The cost of an overnight glamping trip varies depending on the tour operator, the type of package you chose, whether the trip is taken during the week or at the weekend, and the number of people in your party. In general, the bigger the party number, the lower the overall cost per person. For a family of four the cost for one night, half-board camping with pick up and drop off and activities is upwards of QR 3,000.
Don’t Forget: While nearly all of your needs will be covered on a luxury overnight camp in the desert, you still want to pack the following: sunscreen, a hat, a camera, swimwear and a warm jumper for the evening.
Doha Family in the Desert
We caught up with one local mum, Chantal Govender, to talk about her family’s glamping encounter in Qatar.
Why did you choose to glamping over camping?
We wanted to camp in the desert, but we didn’t have all of the equipment for camping on our own, and with one of our kids being quite young (18 months), we thought it would be much more relaxing to go with an organised tour group. Since we didn’t need to take anything other than an overnight bag, and we didn’t need to worry about pitching a tent or cooking, we were able to relax and enjoy the experience with the kids.
What amenities and services were provided at your glamp-site?
The site we stayed on was great. Stepping into our tent was like walking into a hotel room. We had a huge double bed, beds for the kids (including a cot for the youngest), tea and coffee-making facilities, and an en-suite bathroom. The campsite was clean and spacious, and we were able to swim, relax under gazebos on the beach, and when we’d had enough of the beach the kids were able to watch a bit of TV in the room. It was a very relaxing experience, and for the first time camping, I slept like a baby.
We really enjoyed the food at the site. We had a BBQ buffet in the evening, which was a great option for the kids as there was plenty of choices.
The option of eating at a private table was available, but we opted for eating around the firepit with all of the other campers. It was very sociable. We met another group of families with kids, which was perfect as the kids were all able to play together.
What additional activities were available for you to do on your trip?
We visited the Inland Sea, which was beautiful. We tried out camel riding, which was really good fun. And, though dune bashing was an option on the trip, we went for a gentle drive instead as dune bashing is not allowed with very young children. Likewise, my youngest wasn’t able to ride on the camels either, but it’s something we can try again when he’s older. My
eldest (12-years-old) was able to try all of the activities on offer.
What was your favourite aspect of the trip?
I enjoyed the whole trip. It was well-organised, the site and accommodation were clean and comfortable, and the food was good. However, I enjoyed the facilities the most. Sleeping on a bed, having a private bathroom, and modern conveniences like Wi-Fi, made the trip so much easier and more relaxing than it would have been camping on our own.

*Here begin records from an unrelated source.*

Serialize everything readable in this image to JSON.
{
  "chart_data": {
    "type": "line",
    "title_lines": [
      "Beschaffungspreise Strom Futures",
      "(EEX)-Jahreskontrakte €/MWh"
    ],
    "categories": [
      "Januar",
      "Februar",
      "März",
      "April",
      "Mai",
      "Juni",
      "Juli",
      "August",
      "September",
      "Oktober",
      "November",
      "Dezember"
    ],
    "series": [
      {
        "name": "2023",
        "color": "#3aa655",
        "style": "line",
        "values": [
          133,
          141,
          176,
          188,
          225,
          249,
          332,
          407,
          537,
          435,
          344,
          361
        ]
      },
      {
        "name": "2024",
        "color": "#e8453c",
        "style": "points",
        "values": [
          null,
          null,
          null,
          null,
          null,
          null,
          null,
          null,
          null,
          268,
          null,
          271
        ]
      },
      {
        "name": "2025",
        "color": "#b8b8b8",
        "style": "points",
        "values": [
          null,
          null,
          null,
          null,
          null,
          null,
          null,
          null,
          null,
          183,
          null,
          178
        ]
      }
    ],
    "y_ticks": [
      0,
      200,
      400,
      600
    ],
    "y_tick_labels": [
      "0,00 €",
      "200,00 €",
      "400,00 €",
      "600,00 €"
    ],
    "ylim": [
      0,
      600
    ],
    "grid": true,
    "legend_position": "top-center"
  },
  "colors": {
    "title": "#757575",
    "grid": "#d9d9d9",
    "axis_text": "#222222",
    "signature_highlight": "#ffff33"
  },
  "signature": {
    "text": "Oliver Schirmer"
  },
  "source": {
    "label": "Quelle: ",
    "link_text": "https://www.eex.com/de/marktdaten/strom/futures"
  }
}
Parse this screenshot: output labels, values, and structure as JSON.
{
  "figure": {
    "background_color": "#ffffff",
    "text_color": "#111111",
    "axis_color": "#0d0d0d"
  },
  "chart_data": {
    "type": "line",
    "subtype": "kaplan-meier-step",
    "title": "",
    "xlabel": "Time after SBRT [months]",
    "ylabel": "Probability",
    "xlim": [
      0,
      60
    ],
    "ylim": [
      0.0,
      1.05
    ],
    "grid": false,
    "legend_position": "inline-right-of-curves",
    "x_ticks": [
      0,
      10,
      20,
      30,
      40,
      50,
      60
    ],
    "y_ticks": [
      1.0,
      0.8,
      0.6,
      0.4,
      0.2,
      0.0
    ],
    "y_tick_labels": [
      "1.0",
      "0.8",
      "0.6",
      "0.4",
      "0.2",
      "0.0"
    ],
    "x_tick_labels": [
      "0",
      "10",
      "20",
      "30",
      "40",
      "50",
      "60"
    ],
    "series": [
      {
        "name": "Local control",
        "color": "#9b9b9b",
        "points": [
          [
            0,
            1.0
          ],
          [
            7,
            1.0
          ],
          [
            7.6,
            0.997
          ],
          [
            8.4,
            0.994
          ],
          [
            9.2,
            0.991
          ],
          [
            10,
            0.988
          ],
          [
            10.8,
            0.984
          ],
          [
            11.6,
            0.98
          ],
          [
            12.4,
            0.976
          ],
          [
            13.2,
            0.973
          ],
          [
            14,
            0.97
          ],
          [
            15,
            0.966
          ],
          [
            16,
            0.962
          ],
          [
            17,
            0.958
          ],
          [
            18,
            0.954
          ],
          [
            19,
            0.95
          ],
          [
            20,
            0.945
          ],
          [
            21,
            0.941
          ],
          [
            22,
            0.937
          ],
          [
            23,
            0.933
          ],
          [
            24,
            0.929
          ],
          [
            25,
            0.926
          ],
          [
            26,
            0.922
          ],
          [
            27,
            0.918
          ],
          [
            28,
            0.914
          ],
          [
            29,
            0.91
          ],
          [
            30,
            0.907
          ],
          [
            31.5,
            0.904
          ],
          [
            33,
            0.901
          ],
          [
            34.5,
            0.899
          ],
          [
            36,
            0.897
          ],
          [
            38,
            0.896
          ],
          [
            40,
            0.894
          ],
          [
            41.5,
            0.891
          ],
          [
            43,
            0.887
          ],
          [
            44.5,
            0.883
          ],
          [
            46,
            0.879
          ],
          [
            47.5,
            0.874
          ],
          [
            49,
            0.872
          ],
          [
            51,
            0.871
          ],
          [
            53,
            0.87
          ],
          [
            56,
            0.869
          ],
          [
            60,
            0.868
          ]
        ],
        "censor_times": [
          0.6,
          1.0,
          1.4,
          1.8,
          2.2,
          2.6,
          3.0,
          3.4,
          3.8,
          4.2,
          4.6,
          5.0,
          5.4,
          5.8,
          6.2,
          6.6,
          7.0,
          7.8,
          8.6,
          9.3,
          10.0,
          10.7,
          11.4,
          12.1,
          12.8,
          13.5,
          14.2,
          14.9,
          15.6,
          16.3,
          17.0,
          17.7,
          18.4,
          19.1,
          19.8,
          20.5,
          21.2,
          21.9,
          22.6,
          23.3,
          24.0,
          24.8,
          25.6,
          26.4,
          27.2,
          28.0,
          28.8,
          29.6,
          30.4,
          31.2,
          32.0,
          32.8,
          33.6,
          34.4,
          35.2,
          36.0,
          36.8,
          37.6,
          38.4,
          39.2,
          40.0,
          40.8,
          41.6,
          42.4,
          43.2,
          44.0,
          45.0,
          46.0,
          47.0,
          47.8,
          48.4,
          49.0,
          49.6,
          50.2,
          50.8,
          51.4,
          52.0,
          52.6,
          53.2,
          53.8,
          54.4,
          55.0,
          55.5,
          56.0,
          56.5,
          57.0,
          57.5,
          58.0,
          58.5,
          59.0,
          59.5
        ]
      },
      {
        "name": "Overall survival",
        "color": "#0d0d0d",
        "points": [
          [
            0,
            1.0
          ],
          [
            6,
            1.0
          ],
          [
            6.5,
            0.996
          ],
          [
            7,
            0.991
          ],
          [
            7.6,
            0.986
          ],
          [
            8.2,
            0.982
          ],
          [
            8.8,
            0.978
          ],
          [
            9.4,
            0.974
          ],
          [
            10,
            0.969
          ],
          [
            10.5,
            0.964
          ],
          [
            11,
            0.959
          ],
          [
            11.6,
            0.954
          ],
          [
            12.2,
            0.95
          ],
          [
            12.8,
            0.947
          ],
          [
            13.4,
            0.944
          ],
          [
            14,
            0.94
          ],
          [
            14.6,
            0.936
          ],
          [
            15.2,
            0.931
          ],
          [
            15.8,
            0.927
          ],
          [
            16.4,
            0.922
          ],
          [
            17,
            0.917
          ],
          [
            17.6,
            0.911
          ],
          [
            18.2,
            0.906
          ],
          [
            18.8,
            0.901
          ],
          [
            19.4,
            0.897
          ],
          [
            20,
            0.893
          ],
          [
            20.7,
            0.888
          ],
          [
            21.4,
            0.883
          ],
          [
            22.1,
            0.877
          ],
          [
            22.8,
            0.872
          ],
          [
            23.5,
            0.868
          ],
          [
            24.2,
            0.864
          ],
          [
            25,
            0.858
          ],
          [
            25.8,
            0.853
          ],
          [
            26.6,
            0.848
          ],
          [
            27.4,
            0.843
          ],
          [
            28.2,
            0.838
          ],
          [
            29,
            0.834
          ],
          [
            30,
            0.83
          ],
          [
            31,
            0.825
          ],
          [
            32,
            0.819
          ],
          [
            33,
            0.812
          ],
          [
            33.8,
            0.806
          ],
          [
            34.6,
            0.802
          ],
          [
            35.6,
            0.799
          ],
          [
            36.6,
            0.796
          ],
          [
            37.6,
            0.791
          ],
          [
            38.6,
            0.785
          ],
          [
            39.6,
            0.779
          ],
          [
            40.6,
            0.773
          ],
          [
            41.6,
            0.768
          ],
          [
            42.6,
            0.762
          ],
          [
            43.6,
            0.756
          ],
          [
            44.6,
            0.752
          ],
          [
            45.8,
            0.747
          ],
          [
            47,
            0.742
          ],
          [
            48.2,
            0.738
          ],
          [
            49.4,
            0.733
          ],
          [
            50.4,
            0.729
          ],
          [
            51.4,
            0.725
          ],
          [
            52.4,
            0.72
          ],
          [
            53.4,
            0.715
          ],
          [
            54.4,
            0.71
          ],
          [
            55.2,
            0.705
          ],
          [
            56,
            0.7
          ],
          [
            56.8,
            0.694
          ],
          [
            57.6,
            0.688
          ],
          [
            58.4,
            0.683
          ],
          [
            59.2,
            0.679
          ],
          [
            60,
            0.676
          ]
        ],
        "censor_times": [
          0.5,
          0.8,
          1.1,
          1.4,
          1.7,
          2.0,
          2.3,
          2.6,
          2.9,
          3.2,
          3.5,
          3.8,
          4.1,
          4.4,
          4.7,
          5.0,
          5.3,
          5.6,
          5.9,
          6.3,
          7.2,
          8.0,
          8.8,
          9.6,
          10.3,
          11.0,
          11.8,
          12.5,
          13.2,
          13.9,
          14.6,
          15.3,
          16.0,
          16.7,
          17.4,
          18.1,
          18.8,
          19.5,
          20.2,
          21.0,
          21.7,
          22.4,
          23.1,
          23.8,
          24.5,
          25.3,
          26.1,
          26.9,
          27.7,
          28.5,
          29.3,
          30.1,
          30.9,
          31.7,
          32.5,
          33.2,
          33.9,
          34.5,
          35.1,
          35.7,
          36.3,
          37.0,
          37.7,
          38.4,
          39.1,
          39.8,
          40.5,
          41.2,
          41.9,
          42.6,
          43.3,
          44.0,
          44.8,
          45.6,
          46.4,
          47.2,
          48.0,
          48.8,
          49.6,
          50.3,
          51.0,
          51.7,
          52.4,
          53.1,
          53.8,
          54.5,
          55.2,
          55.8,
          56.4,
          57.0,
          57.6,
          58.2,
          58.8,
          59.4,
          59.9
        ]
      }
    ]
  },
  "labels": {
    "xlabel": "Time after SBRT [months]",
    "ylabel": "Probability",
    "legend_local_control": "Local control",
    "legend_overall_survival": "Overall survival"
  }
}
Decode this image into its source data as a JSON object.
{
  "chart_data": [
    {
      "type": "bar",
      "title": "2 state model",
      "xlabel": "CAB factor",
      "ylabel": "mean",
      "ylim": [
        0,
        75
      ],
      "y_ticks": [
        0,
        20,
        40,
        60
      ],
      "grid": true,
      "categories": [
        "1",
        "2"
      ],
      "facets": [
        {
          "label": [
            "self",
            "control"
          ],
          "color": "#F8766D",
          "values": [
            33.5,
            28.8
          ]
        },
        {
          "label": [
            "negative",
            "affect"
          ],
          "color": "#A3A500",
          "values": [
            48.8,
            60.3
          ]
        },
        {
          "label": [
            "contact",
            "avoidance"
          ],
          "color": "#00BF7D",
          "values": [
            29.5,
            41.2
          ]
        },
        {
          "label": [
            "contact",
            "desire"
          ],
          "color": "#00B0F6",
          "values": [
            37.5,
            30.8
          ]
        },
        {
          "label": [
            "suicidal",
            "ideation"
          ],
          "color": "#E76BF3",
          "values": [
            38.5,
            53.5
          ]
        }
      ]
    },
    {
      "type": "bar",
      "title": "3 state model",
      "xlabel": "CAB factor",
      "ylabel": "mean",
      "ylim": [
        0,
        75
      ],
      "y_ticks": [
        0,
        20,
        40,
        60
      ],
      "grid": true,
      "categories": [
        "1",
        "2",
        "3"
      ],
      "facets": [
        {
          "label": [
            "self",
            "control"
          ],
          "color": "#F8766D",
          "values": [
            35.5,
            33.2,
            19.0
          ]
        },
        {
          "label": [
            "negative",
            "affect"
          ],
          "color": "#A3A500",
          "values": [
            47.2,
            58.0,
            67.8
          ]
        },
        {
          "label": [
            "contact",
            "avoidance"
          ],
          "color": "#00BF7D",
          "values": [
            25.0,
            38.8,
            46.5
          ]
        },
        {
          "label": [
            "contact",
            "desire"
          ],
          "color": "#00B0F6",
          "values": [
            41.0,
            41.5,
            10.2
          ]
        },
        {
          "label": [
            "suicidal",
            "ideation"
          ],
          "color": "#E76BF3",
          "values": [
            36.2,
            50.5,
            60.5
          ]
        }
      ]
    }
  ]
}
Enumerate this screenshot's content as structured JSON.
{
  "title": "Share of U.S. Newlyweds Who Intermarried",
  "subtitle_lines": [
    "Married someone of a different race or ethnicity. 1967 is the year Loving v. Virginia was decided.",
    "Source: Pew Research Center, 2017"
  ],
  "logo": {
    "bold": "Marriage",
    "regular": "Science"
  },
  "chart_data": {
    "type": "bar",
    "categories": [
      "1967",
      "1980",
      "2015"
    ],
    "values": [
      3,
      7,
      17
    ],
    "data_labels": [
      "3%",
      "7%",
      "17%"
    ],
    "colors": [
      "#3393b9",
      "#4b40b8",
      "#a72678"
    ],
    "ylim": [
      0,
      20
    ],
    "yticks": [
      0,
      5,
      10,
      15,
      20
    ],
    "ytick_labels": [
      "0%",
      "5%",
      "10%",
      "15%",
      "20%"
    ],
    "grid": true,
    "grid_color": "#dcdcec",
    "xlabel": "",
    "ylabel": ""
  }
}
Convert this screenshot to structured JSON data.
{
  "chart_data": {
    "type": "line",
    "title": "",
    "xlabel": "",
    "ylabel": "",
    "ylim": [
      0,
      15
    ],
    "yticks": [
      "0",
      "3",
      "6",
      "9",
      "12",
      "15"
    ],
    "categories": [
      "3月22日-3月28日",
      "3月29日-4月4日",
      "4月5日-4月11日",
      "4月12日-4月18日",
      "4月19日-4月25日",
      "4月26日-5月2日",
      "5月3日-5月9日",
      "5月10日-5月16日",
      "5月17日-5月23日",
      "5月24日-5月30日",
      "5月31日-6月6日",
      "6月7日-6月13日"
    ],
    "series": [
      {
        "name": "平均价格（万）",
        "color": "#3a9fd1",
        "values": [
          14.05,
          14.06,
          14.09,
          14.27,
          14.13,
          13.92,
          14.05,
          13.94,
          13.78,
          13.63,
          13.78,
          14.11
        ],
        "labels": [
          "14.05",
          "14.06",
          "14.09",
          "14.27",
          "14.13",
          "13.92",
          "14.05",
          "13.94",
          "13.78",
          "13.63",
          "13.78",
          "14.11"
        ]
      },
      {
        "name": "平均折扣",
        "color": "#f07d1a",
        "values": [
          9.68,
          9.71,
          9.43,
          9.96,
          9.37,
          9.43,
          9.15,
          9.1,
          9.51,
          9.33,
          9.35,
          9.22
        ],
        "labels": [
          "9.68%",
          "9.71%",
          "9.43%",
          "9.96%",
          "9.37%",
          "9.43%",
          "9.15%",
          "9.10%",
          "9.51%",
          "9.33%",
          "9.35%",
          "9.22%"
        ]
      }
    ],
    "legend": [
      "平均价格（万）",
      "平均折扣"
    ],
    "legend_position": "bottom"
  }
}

What did your kids enjoy most about glamping?
My eldest loved the camel riding and sand boarding. We were able to use sandboards at the site, and he had an absolute blast. There was a small play park on site that my youngest enjoyed, but having the sandboarding option for the eldest meant that he was entertained too.
Do you have any tips for families planning to try out glamping for the first time?
Glamping is a great way to see and experience the desert, especially the sky at night—it’s beautiful. You need to take very little as everything is provided for you. However, if you have kids, I would recommend taking a few snacks for in-between meals just in case they get a bit peckish.